I'm currently reverse engineering a few games too. It's quite easy with AI now. But I'm worried about the legality of it all. Any thoughts on this?

Worry about it when you get a C&D.

Many of the games have bo copyright owners any longer. They are literally abandoned.

Images, music, video, and text would all be under copyright, while characters and logos may be registered trademarks.

Oh yes, of course. I was talking about reverse engineering the code only. Requiring the official assets is a no-brainer.

Largely it is legal, but it's complicated. https://www.eff.org/issues/coders/reverse-engineering-faq

Somehow I’m not that concerned. I haven’t heard of any company but Nintendo trying to assert rights to 1980s game IP, and that’s because they’re still selling those literal ROMs as part of a subscription service.

Would I port such a game and then sell it? No, because that kind of puts a target on your back. Keeping it open source and also noncommercial, I don’t think it’s ever gonna matter.

(Obligatory I’m not a lawyer disclaimer - this is a vibes based comment not legal advice. Obviously copyright is nearly infinite, in theory)

It's not because they're selling ROMs, that only accounts for a small fraction of their back library.

It's because they're assholes.

Many of their franchises date back to that era and are incredibly valuable. It's like Disney caring about Steamboat Willey all those years.

No argument on the latter, but I feel like they also have a 'practical' concern that if they very openly ignored 8-bit and 16-bit 'piracy,' it's conceivable that devices like the Anbernic and Powkiddy ones (that already exist in our timeline) would get sold more in the open and be even easier to get started with. Maybe some parents (say, millennials who want our kids to learn the kind of gaming we grew up on) would rather buy those than a $349 Switch with the $10/month subscription they sell to the selection of 80s and 90s games in Switch Online.

In our timeline of course, those are already easy to get, but those companies cater to the kinds of nerds who flash a new OS to SD cards and download collections of ROMs.

Now, do I think Nintendo actually makes that much money on Switch Online from people who (A) are only there for the retro games and (B) would jump on some "more mainstream" and easier version of retro piracy handheld? Mehhhhhh not really. But someone probably espouses that viewpoint at Nintendo HQ.

You could do “clean room engineering” approach where the reversing agent generates a specification from its findings, and then have a separate agent reimplement the code without seeing the original binaries/code.

You’d just have to make sure the specification doesn’t include actual source snippets (the AI will try this if you don’t specify). Pseudo code would be sufficient I guess where necessary.

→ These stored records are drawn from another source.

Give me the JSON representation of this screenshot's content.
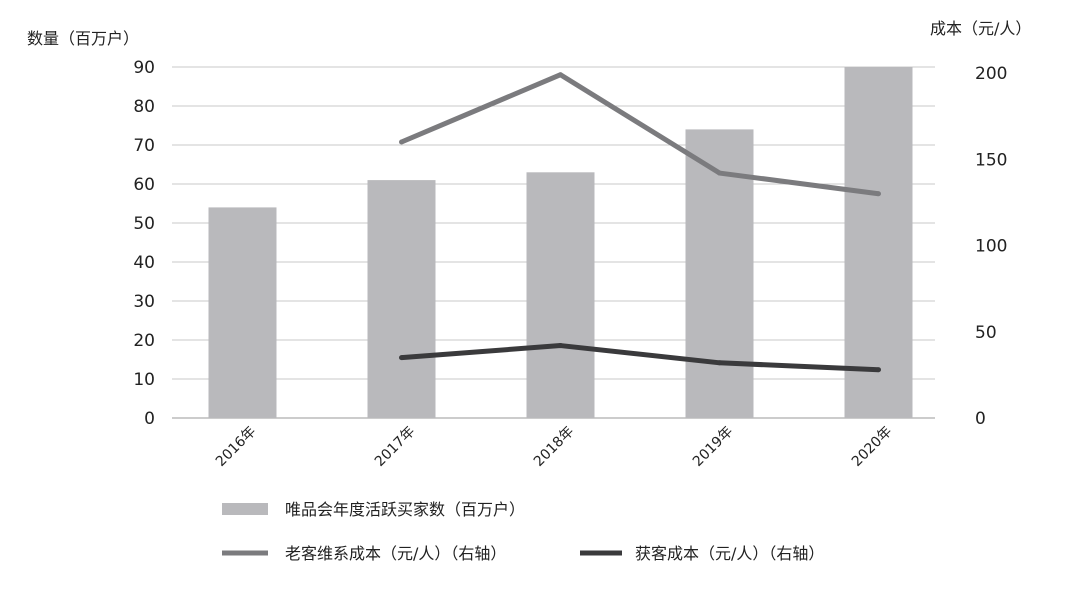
{
  "chart_data": {
    "type": "bar",
    "title": "",
    "xlabel": "",
    "ylabel": "数量（百万户）",
    "y2label": "成本（元/人）",
    "categories": [
      "2016年",
      "2017年",
      "2018年",
      "2019年",
      "2020年"
    ],
    "ylim": [
      0,
      90
    ],
    "y2lim": [
      0,
      200
    ],
    "y_ticks": [
      0,
      10,
      20,
      30,
      40,
      50,
      60,
      70,
      80,
      90
    ],
    "y2_ticks": [
      0,
      50,
      100,
      150,
      200
    ],
    "grid": true,
    "legend_position": "bottom",
    "series": [
      {
        "name": "唯品会年度活跃买家数（百万户）",
        "type": "bar",
        "axis": "left",
        "values": [
          54,
          61,
          63,
          74,
          90
        ],
        "color": "#b9b9bc"
      },
      {
        "name": "老客维系成本（元/人）（右轴）",
        "type": "line",
        "axis": "right",
        "values": [
          null,
          160,
          199,
          142,
          130
        ],
        "color": "#7b7b7e"
      },
      {
        "name": "获客成本（元/人）（右轴）",
        "type": "line",
        "axis": "right",
        "values": [
          null,
          35,
          42,
          32,
          28
        ],
        "color": "#3a3a3c"
      }
    ]
  }
}
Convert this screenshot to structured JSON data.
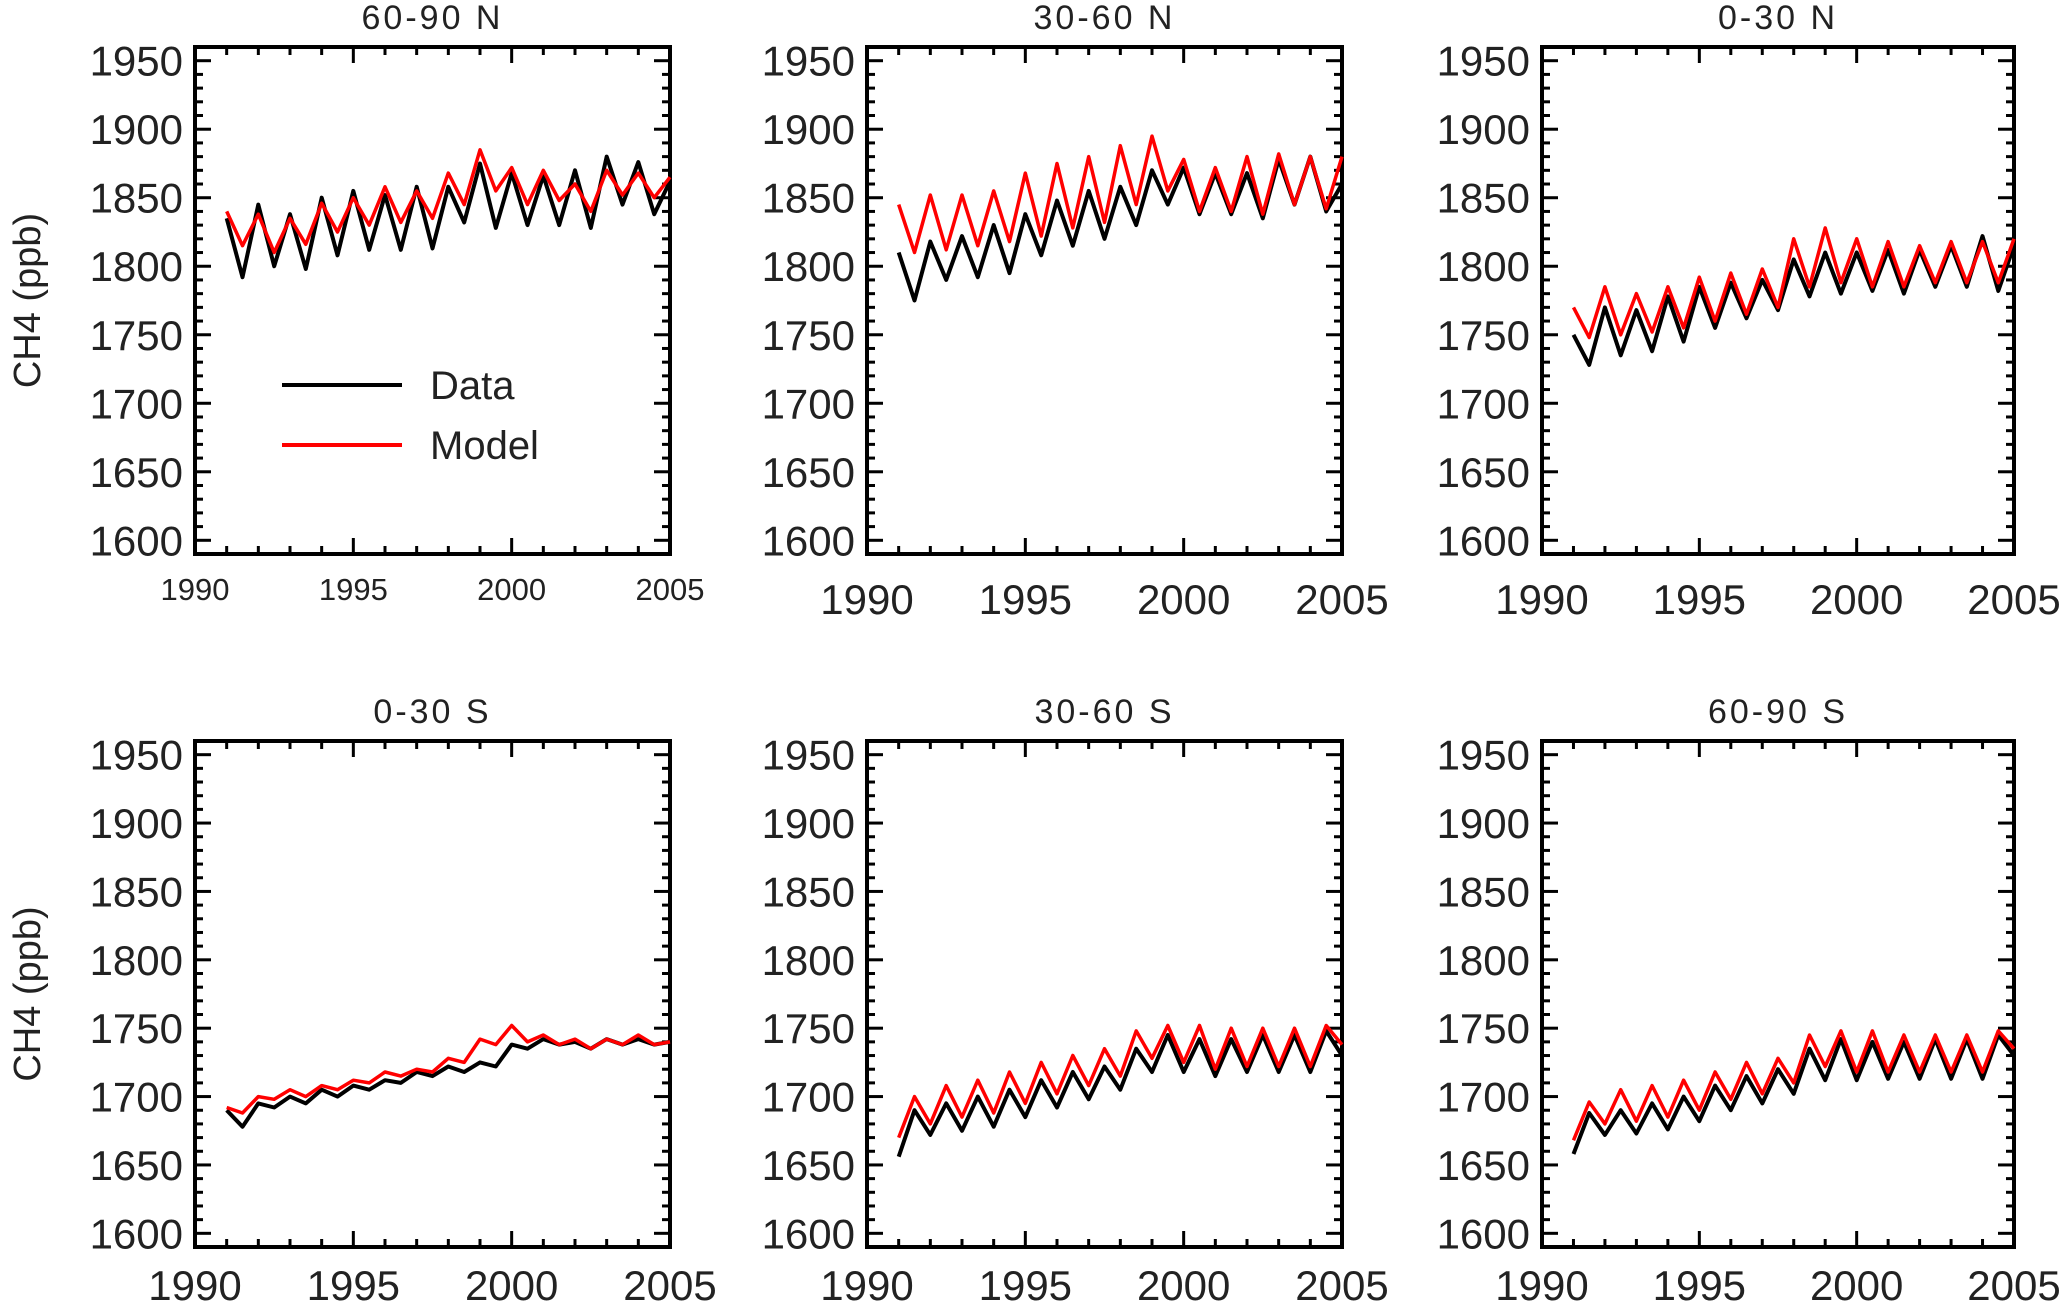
{
  "chart_data": [
    {
      "type": "line",
      "title": "60-90 N",
      "ylabel": "CH4 (ppb)",
      "xlim": [
        1990,
        2005
      ],
      "ylim": [
        1590,
        1960
      ],
      "xticks": [
        "1990",
        "1995",
        "2000",
        "2005"
      ],
      "yticks": [
        "1600",
        "1650",
        "1700",
        "1750",
        "1800",
        "1850",
        "1900",
        "1950"
      ],
      "x_start": 1991,
      "x_step": 0.5,
      "legend": {
        "placement": "center-left",
        "entries": [
          "Data",
          "Model"
        ]
      },
      "series": [
        {
          "name": "Data",
          "color": "#000000",
          "values": [
            1835,
            1792,
            1845,
            1800,
            1838,
            1798,
            1850,
            1808,
            1855,
            1812,
            1852,
            1812,
            1858,
            1813,
            1858,
            1832,
            1875,
            1828,
            1868,
            1830,
            1866,
            1830,
            1870,
            1828,
            1880,
            1845,
            1876,
            1838,
            1862
          ]
        },
        {
          "name": "Model",
          "color": "#ff0000",
          "values": [
            1840,
            1815,
            1838,
            1810,
            1835,
            1816,
            1846,
            1825,
            1850,
            1830,
            1858,
            1832,
            1855,
            1835,
            1868,
            1845,
            1885,
            1855,
            1872,
            1845,
            1870,
            1848,
            1860,
            1840,
            1870,
            1852,
            1868,
            1850,
            1865
          ]
        }
      ]
    },
    {
      "type": "line",
      "title": "30-60 N",
      "ylabel": "",
      "xlim": [
        1990,
        2005
      ],
      "ylim": [
        1590,
        1960
      ],
      "xticks": [
        "1990",
        "1995",
        "2000",
        "2005"
      ],
      "yticks": [
        "1600",
        "1650",
        "1700",
        "1750",
        "1800",
        "1850",
        "1900",
        "1950"
      ],
      "x_start": 1991,
      "x_step": 0.5,
      "series": [
        {
          "name": "Data",
          "color": "#000000",
          "values": [
            1810,
            1775,
            1818,
            1790,
            1822,
            1792,
            1830,
            1795,
            1838,
            1808,
            1848,
            1815,
            1855,
            1820,
            1858,
            1830,
            1870,
            1845,
            1872,
            1838,
            1868,
            1838,
            1868,
            1835,
            1878,
            1845,
            1880,
            1840,
            1860
          ]
        },
        {
          "name": "Model",
          "color": "#ff0000",
          "values": [
            1845,
            1810,
            1852,
            1812,
            1852,
            1815,
            1855,
            1818,
            1868,
            1822,
            1875,
            1828,
            1880,
            1832,
            1888,
            1845,
            1895,
            1855,
            1878,
            1840,
            1872,
            1840,
            1880,
            1838,
            1882,
            1845,
            1880,
            1842,
            1880
          ]
        }
      ]
    },
    {
      "type": "line",
      "title": "0-30 N",
      "ylabel": "",
      "xlim": [
        1990,
        2005
      ],
      "ylim": [
        1590,
        1960
      ],
      "xticks": [
        "1990",
        "1995",
        "2000",
        "2005"
      ],
      "yticks": [
        "1600",
        "1650",
        "1700",
        "1750",
        "1800",
        "1850",
        "1900",
        "1950"
      ],
      "x_start": 1991,
      "x_step": 0.5,
      "series": [
        {
          "name": "Data",
          "color": "#000000",
          "values": [
            1750,
            1728,
            1770,
            1735,
            1768,
            1738,
            1778,
            1745,
            1785,
            1755,
            1788,
            1762,
            1790,
            1768,
            1805,
            1778,
            1810,
            1780,
            1810,
            1782,
            1812,
            1780,
            1812,
            1785,
            1815,
            1785,
            1822,
            1782,
            1815
          ]
        },
        {
          "name": "Model",
          "color": "#ff0000",
          "values": [
            1770,
            1748,
            1785,
            1750,
            1780,
            1752,
            1785,
            1755,
            1792,
            1760,
            1795,
            1765,
            1798,
            1770,
            1820,
            1785,
            1828,
            1788,
            1820,
            1785,
            1818,
            1785,
            1815,
            1788,
            1818,
            1788,
            1818,
            1788,
            1820
          ]
        }
      ]
    },
    {
      "type": "line",
      "title": "0-30 S",
      "ylabel": "CH4 (ppb)",
      "xlim": [
        1990,
        2005
      ],
      "ylim": [
        1590,
        1960
      ],
      "xticks": [
        "1990",
        "1995",
        "2000",
        "2005"
      ],
      "yticks": [
        "1600",
        "1650",
        "1700",
        "1750",
        "1800",
        "1850",
        "1900",
        "1950"
      ],
      "x_start": 1991,
      "x_step": 0.5,
      "series": [
        {
          "name": "Data",
          "color": "#000000",
          "values": [
            1690,
            1678,
            1695,
            1692,
            1700,
            1695,
            1705,
            1700,
            1708,
            1705,
            1712,
            1710,
            1718,
            1715,
            1722,
            1718,
            1725,
            1722,
            1738,
            1735,
            1742,
            1738,
            1740,
            1735,
            1742,
            1738,
            1742,
            1738,
            1740
          ]
        },
        {
          "name": "Model",
          "color": "#ff0000",
          "values": [
            1692,
            1688,
            1700,
            1698,
            1705,
            1700,
            1708,
            1705,
            1712,
            1710,
            1718,
            1715,
            1720,
            1718,
            1728,
            1725,
            1742,
            1738,
            1752,
            1740,
            1745,
            1738,
            1742,
            1735,
            1742,
            1738,
            1745,
            1738,
            1740
          ]
        }
      ]
    },
    {
      "type": "line",
      "title": "30-60 S",
      "ylabel": "",
      "xlim": [
        1990,
        2005
      ],
      "ylim": [
        1590,
        1960
      ],
      "xticks": [
        "1990",
        "1995",
        "2000",
        "2005"
      ],
      "yticks": [
        "1600",
        "1650",
        "1700",
        "1750",
        "1800",
        "1850",
        "1900",
        "1950"
      ],
      "x_start": 1991,
      "x_step": 0.5,
      "series": [
        {
          "name": "Data",
          "color": "#000000",
          "values": [
            1656,
            1690,
            1672,
            1695,
            1675,
            1700,
            1678,
            1705,
            1685,
            1712,
            1692,
            1718,
            1698,
            1722,
            1705,
            1735,
            1718,
            1745,
            1718,
            1742,
            1715,
            1742,
            1718,
            1745,
            1718,
            1745,
            1718,
            1748,
            1730
          ]
        },
        {
          "name": "Model",
          "color": "#ff0000",
          "values": [
            1670,
            1700,
            1680,
            1708,
            1685,
            1712,
            1688,
            1718,
            1695,
            1725,
            1702,
            1730,
            1708,
            1735,
            1715,
            1748,
            1728,
            1752,
            1725,
            1752,
            1720,
            1750,
            1722,
            1750,
            1722,
            1750,
            1722,
            1752,
            1738
          ]
        }
      ]
    },
    {
      "type": "line",
      "title": "60-90 S",
      "ylabel": "",
      "xlim": [
        1990,
        2005
      ],
      "ylim": [
        1590,
        1960
      ],
      "xticks": [
        "1990",
        "1995",
        "2000",
        "2005"
      ],
      "yticks": [
        "1600",
        "1650",
        "1700",
        "1750",
        "1800",
        "1850",
        "1900",
        "1950"
      ],
      "x_start": 1991,
      "x_step": 0.5,
      "series": [
        {
          "name": "Data",
          "color": "#000000",
          "values": [
            1658,
            1688,
            1672,
            1690,
            1673,
            1695,
            1676,
            1700,
            1682,
            1708,
            1690,
            1715,
            1695,
            1720,
            1702,
            1735,
            1712,
            1742,
            1712,
            1740,
            1713,
            1740,
            1713,
            1742,
            1713,
            1742,
            1713,
            1745,
            1730
          ]
        },
        {
          "name": "Model",
          "color": "#ff0000",
          "values": [
            1668,
            1696,
            1680,
            1705,
            1682,
            1708,
            1685,
            1712,
            1690,
            1718,
            1698,
            1725,
            1702,
            1728,
            1710,
            1745,
            1722,
            1748,
            1718,
            1748,
            1718,
            1745,
            1718,
            1745,
            1718,
            1745,
            1718,
            1748,
            1735
          ]
        }
      ]
    }
  ]
}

Unless you develop your AI agent from scratch or you clone a never-released game, it would be extremely easy for the rightholders to claim that both agents have most certainly ingested the binary during their training phase, since it's well known that the hyperscalers have pirated everything that could be pirated to train their LLMs. Which is why malus.sh is a parody, not a real service.

One should be honest about what one builds. The F-15 project does that: the aim is the reconstruction of the original game, down to the opcodes; on the other hands it requires the user to provide the original game assets.

Reality would disagree. If the models are large enough few legal consequences are to be expected because governments don’t want to lose out on AI investments. And in the US the industry owns the executive, legislative and well, thoughts and prayers.

This creates an interesting problem via the normative power of the present - only people willing to accept the erosion of copyright can partake in the AI economy and since the AI economy has become essentially all growth, money and power rapidly concentrates on these people.

There won’t be a legal reckoning because the regulatory capture is complete - these models are “national security level” too big to fail now.

> it would be extremely easy for the rightholders to claim that both agents have most certainly ingested the binary during their training phase

Ingested the binary?

> ingested the binary during their training phase

That's extremely unlikely. The pirating seems to have been of eBooks, which were first converted to text, losing graphics and such too.

That's my understanding anyway, from reading a few reports. :)

If they try to claim that then they need proof, right? Good luck getting that.

Just no, this isn't a thing at all.

Yeah, that approach makes the most sense.